В прошлом году они вели поиск в нескольких милях от этого района и едва не напоролись на корпус корабля «Либерти», потопленного в 1942 году немецкой подлодкой. Остатки корпуса покоились на массивном валуне, и острый нос торчал кверху. Столкновение наверняка кончилось бы трагически для подлодки, и потому оба члена экипажа теперь проявляли особую осторожность.
— О'кей, начинаю принимать импульсы, отражающиеся от чего-то. Прямо по курсу, разбросаны веером. До дна ещё футов пятьсот.
— Понял.
— Гм-м. Вот что-то большое, футов тридцати длиной, девять или десять шириной, в направлении на одиннадцать часов, расстояние триста ярдов. Сначала пойдем туда.
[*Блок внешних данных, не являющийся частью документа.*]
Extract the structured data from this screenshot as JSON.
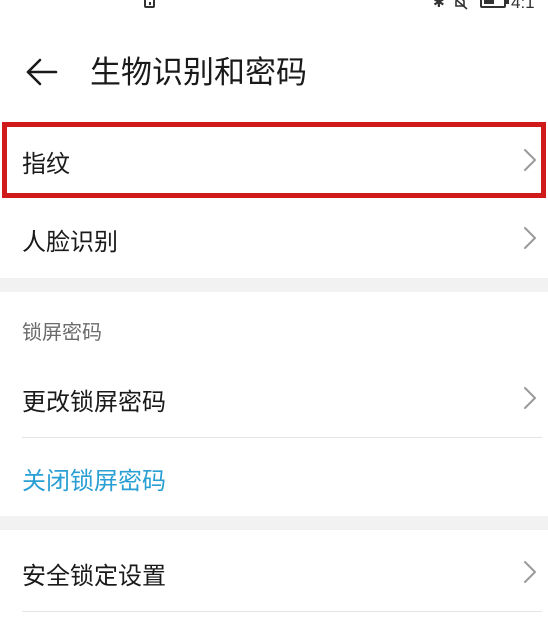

— Слева от нас, включаю прожекторы.
Вспыхнули полдюжины мощных прожекторов, и подлодка сразу оказалась внутри световой сферы. Вода рассеивала световую энергию, и свет проникал не дальше, чем на десять ярдов.
— Вот и дно, точно, как вы сказали, мистер Джонсен, — заметил Овертон. Он остановил спуск и проверил плавучесть. Почти идеально нейтральная, отлично. — Течение начнет быстро истощать аккумуляторы.
— Какова его скорость?
— Узла полтора, скорее, два, в зависимости от очертаний дна. Как и в прошлом году. Думаю, что сможем маневрировать примерно час, самое большее полтора.
Джонсен согласился с механиком. Океанографы все ещё не смогли выяснить природу этих глубоководных течений, которые меняли, казалось, свое направление без всяких видимых причин. Странно. В океанских глубинах скрывается немало тайн. Поэтому-то Джонсен и решил стать океанографом, разгадать некоторые из них. Это куда интереснее, чем зарабатывать на жизнь на поверхности. Поиски на трехмильной глубине не казались Джонсену работой.
— Вижу что-то блестящее на дне прямо перед нами. Хотите, чтобы я захватил этот предмет?
— Попробуй.
Они пока не увидели блестящий предмет ни на одном из трех телевизионных мониторов «Сиклиффа», которые были направлены соответственно прямо вперед и под углом в сорок пять градусов вправо и влево.
— О'кей. — Овертон сунул правую руку в телемеханическую перчатку «уолдо» — именно в управлении механическим манипулятором никто не мог сравниться с ним.
— Видишь, что это такое? — спросил Джонсен, крутя ручки настройки телевизионной камеры.
— Какой-то прибор. Можете выключить прожектор номер один, сэр? Его свет ослепляет меня.
— Выключаю первый. — Джонсен наклонился вперед и щелкнул выключателем. Прожектор номер один, дающий освещение для носовой камеры, погас.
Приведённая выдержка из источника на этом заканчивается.